Humic matteris formed through the chemical and biological humification of plant and animal matter and through the biological activities of micro-organisms. The biological center, the main fraction of natural humic matter, are the humic acids, which contain humic acid and fulvic acid. Humic acids are an excellent natural and organic way to provide plants and soil with a concentrated dose of essential nutrients, vitamins and trace elements. They are complex molecules that exist naturally in soils, peats, oceans and fresh waters. The best source of humic acids are the sedimentation layers of soft brown coal, which are referred to as Leonardite. Humic acids are found in high concentration here. Leonardite is organic matter, which has not reached the state of coal and differs from soft brown coal by its high oxidation degree, a result of the process of coal formation (bog>peat>coal), and high humic acids content as well as higher carboxyl groups.

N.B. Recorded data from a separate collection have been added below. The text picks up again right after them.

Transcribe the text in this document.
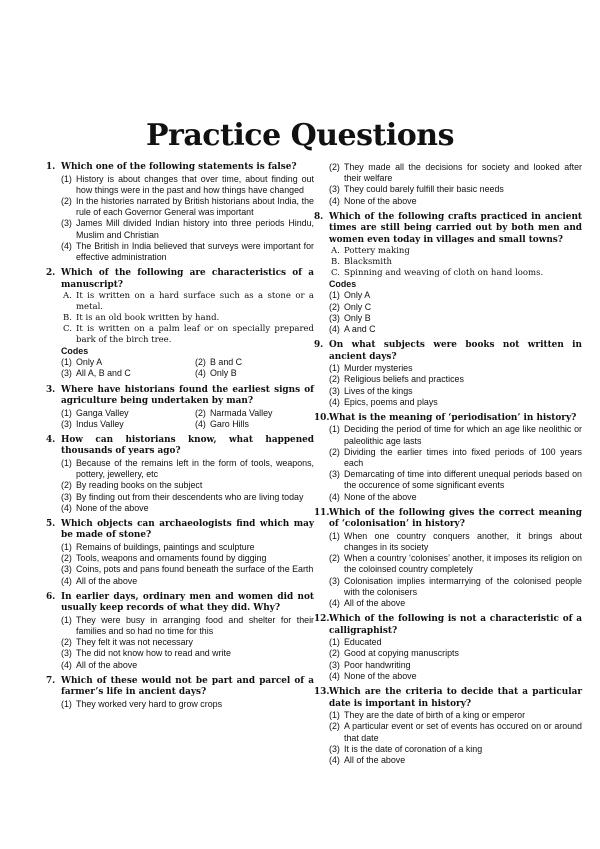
Practice Questions
1. Which one of the following statements is false?
(1) History is about changes that over time, about finding out how things were in the past and how things have changed
(2) In the histories narrated by British historians about India, the rule of each Governor General was important
(3) James Mill divided Indian history into three periods Hindu, Muslim and Christian
(4) The British in India believed that surveys were important for effective administration
2. Which of the following are characteristics of a manuscript?
A. It is written on a hard surface such as a stone or a metal.
B. It is an old book written by hand.
C. It is written on a palm leaf or on specially prepared bark of the birch tree.
Codes
(1) Only A	(2) B and C
(3) All A, B and C	(4) Only B
3. Where have historians found the earliest signs of agriculture being undertaken by man?
(1) Ganga Valley	(2) Narmada Valley
(3) Indus Valley	(4) Garo Hills
4. How can historians know, what happened thousands of years ago?
(1) Because of the remains left in the form of tools, weapons, pottery, jewellery, etc
(2) By reading books on the subject
(3) By finding out from their descendents who are living today
(4) None of the above
5. Which objects can archaeologists find which may be made of stone?
(1) Remains of buildings, paintings and sculpture
(2) Tools, weapons and ornaments found by digging
(3) Coins, pots and pans found beneath the surface of the Earth
(4) All of the above
6. In earlier days, ordinary men and women did not usually keep records of what they did. Why?
(1) They were busy in arranging food and shelter for their families and so had no time for this
(2) They felt it was not necessary
(3) The did not know how to read and write
(4) All of the above
7. Which of these would not be part and parcel of a farmer’s life in ancient days?
(1) They worked very hard to grow crops
(2) They made all the decisions for society and looked after their welfare
(3) They could barely fulfill their basic needs
(4) None of the above
8. Which of the following crafts practiced in ancient times are still being carried out by both men and women even today in villages and small towns?
A. Pottery making
B. Blacksmith
C. Spinning and weaving of cloth on hand looms.
Codes
(1) Only A
(2) Only C
(3) Only B
(4) A and C
9. On what subjects were books not written in ancient days?
(1) Murder mysteries
(2) Religious beliefs and practices
(3) Lives of the kings
(4) Epics, poems and plays
10. What is the meaning of ‘periodisation’ in history?
(1) Deciding the period of time for which an age like neolithic or paleolithic age lasts
(2) Dividing the earlier times into fixed periods of 100 years each
(3) Demarcating of time into different unequal periods based on the occurence of some significant events
(4) None of the above
11. Which of the following gives the correct meaning of ‘colonisation’ in history?
(1) When one country conquers another, it brings about changes in its society
(2) When a country ‘colonises’ another, it imposes its religion on the coloinsed country completely
(3) Colonisation implies intermarrying of the colonised people with the colonisers
(4) All of the above
12. Which of the following is not a characteristic of a calligraphist?
(1) Educated
(2) Good at copying manuscripts
(3) Poor handwriting
(4) None of the above
13. Which are the criteria to decide that a particular date is important in history?
(1) They are the date of birth of a king or emperor
(2) A particular event or set of events has occured on or around that date
(3) It is the date of coronation of a king
(4) All of the above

Compared to other organic products, oxidized lignite is very rich in humic acids. While oxidized lignite is the end product of a humification process of several million years, the formation period of peat, for instance, is completed within only a few thousand years.
2. Benefits of humic acids at environmental applications
Humic substances in general and humic acids in detail interact with all classes of ecotoxicants including: heavy metals, petroleum and chlorinated hydrocarbons, pesticides, nitroaromatic explosives, azo dyes, actinides, etc.
Humic acids are known to form stable complexes with heavy metals and adducts with hydrophobic organic compounds; produce charge-transfer complexes; act as electron shuttles and mediate redox reactions of transition metals, of chlorinated and nitrated hydrocarbons; adsorb onto mineral surfaces; and influence the interphase distribution of the contaminants. Finally, humics can strengthen the resistance of living organisms against non-specific stress factors.
This unique constellation of reactive features strongly suggests humic substances have the potential to address a broad spectrum of needs within the focus area of environmental remediation. This theoretical statement is confirmed by multiple examples of actual applications in remediation. However, to ensure optimum and systematic application, an expanded knowledge base is needed concerning interactions between humics, ecotoxicants, and living organisms.
Multiple interactions between humic substances / humic acids, ecotoxicants, and living organisms may be organized to include:
Fig.1: Humics can take part in protolytic, ion exchange, and complexation reactions; participate in donor-acceptor interactions; engage in hydrogen bonding; and take part in van-der-Waals interactions.
Fig. 2: As a result of the diverse reactivity of HS, they can interact with all classes of ecotoxicants (ET) in the polluted environment. Humics are known to form stable complexes with heavy metals and radionuclides; to produce adducts and charge transfer complexes with hydrophobic organic compounds; to mediate redox reactions of transition metals, chlorinated and nitrated hydrocarbons.
(from: I.V. PERMINOVA, K. HATFIELD, REMEDIATION CHEMISTRY OF HUMIC SUBSTANCES: THEORY AND IMPLICATIONS FOR TECHNOLOGY)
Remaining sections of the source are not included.